Para Fredric Jameson (2005,p.23), de um ponto de vista marxista, “as idéias que
se agrupam em torno da palavra ‘moderno’ [são] tão inevitáveis quanto inaceitáveis”,
o que poderia supor, ainda mais em tempos de “crise” do mundo moderno, que o marxismo,
como crítica do capitalismo, deve se constituir igualmente como uma forma de
crítica da modernidade.
Pois bem: assentando-se na imponência teórica do conceito de
modernidade, o objetivo mais geral deste texto é realçar alguns elementos especificamente
comuns nas obras de Michael Löwy e de Daniel Bensaïd, especialmente a ênfase
que eles conferem à luta ecológica e à crítica das ideologias do “progresso” e
da “razão” históricas, configuradas em torno de uma crítica mais geral da civilização
moderna. Vislumbra-se a hipótese de que, mesmo em suas particularidades, os
dois autores aludem, de modo semelhante, à necessidade de renovação do marxismo
como crítica moderna da modernidade, como paradigma depesquisa coextensivo ao
desenvolvimento do mundo moderno, sombra projetada de sua negação revolucionária.

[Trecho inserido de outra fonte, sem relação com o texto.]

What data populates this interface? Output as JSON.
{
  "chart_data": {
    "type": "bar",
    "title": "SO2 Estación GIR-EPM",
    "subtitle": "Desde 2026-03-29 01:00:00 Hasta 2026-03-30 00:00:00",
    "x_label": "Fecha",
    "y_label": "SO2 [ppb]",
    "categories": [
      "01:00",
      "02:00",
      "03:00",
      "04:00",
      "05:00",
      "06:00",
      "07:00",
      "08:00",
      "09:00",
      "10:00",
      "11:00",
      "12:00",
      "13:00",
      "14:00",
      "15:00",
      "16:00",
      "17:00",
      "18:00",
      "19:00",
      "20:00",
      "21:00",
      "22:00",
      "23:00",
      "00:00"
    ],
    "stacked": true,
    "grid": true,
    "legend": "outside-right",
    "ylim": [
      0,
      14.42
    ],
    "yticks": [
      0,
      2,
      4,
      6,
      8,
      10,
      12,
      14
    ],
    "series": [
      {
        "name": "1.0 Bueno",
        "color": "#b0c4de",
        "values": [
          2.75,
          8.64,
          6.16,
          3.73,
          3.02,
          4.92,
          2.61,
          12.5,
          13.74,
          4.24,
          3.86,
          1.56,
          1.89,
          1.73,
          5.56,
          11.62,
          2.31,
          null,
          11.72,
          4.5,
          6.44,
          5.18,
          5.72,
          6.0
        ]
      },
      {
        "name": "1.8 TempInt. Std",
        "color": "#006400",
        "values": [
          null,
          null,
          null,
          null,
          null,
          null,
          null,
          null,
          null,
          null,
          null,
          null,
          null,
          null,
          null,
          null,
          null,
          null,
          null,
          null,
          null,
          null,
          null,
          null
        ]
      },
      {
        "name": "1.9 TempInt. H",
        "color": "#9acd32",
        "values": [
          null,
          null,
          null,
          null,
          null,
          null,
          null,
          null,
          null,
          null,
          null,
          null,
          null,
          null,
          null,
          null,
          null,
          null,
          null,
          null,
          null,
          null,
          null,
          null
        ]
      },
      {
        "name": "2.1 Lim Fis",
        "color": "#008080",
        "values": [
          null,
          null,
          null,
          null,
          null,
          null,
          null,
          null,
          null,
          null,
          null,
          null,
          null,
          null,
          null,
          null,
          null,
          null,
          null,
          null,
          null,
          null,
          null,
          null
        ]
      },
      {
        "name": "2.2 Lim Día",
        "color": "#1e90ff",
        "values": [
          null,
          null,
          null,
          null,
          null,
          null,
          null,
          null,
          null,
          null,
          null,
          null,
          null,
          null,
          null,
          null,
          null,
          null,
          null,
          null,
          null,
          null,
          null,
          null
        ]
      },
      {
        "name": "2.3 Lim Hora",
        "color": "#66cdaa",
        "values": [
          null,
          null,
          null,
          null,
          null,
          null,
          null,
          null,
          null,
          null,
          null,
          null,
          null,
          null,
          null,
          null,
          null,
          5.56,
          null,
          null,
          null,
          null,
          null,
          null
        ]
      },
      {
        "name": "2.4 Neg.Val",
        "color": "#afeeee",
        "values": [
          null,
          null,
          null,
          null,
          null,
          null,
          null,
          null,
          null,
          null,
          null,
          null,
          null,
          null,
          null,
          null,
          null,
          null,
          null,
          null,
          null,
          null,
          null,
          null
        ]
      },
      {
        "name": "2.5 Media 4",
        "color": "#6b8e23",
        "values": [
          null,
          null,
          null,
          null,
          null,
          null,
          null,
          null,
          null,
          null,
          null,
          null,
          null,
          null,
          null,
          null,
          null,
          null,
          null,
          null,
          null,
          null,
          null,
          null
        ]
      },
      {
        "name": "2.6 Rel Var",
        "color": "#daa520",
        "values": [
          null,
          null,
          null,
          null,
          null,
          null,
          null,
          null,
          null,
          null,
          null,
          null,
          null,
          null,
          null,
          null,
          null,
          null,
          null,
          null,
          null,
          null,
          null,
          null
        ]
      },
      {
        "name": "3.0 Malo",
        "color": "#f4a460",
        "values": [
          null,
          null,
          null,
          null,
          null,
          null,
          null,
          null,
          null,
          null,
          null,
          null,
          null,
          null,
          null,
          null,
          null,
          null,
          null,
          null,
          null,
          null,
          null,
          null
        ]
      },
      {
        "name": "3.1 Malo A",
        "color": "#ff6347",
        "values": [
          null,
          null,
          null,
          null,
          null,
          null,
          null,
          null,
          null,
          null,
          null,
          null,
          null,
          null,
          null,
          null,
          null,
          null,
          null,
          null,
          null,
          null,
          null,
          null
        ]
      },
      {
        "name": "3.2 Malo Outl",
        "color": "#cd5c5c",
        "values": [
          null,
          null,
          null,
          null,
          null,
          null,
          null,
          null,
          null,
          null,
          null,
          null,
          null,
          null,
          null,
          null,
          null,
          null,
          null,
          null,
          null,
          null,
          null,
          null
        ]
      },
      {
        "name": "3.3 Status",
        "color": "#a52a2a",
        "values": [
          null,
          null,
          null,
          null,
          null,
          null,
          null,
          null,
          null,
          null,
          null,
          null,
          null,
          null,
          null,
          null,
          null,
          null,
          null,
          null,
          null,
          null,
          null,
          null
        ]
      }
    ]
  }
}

Sob tal critério básico, excursiona-se por alguns aspectos centrais das obras
dos dois autores radicados na França, os quais são reveladores de suas formas
específicas de compreender o marxismo, em tempos de “colapso da modernização”
(KURZ, 1993), como método ainda profícuo à interpretação e –quiçá –superação concreta
da modernidade burguesa realmente existente, recusando ora o ímpeto “neo-racionalista”
de Habermas, ora as proclamações triunfantes da “emancipação virtual” do mundo pós-moderno.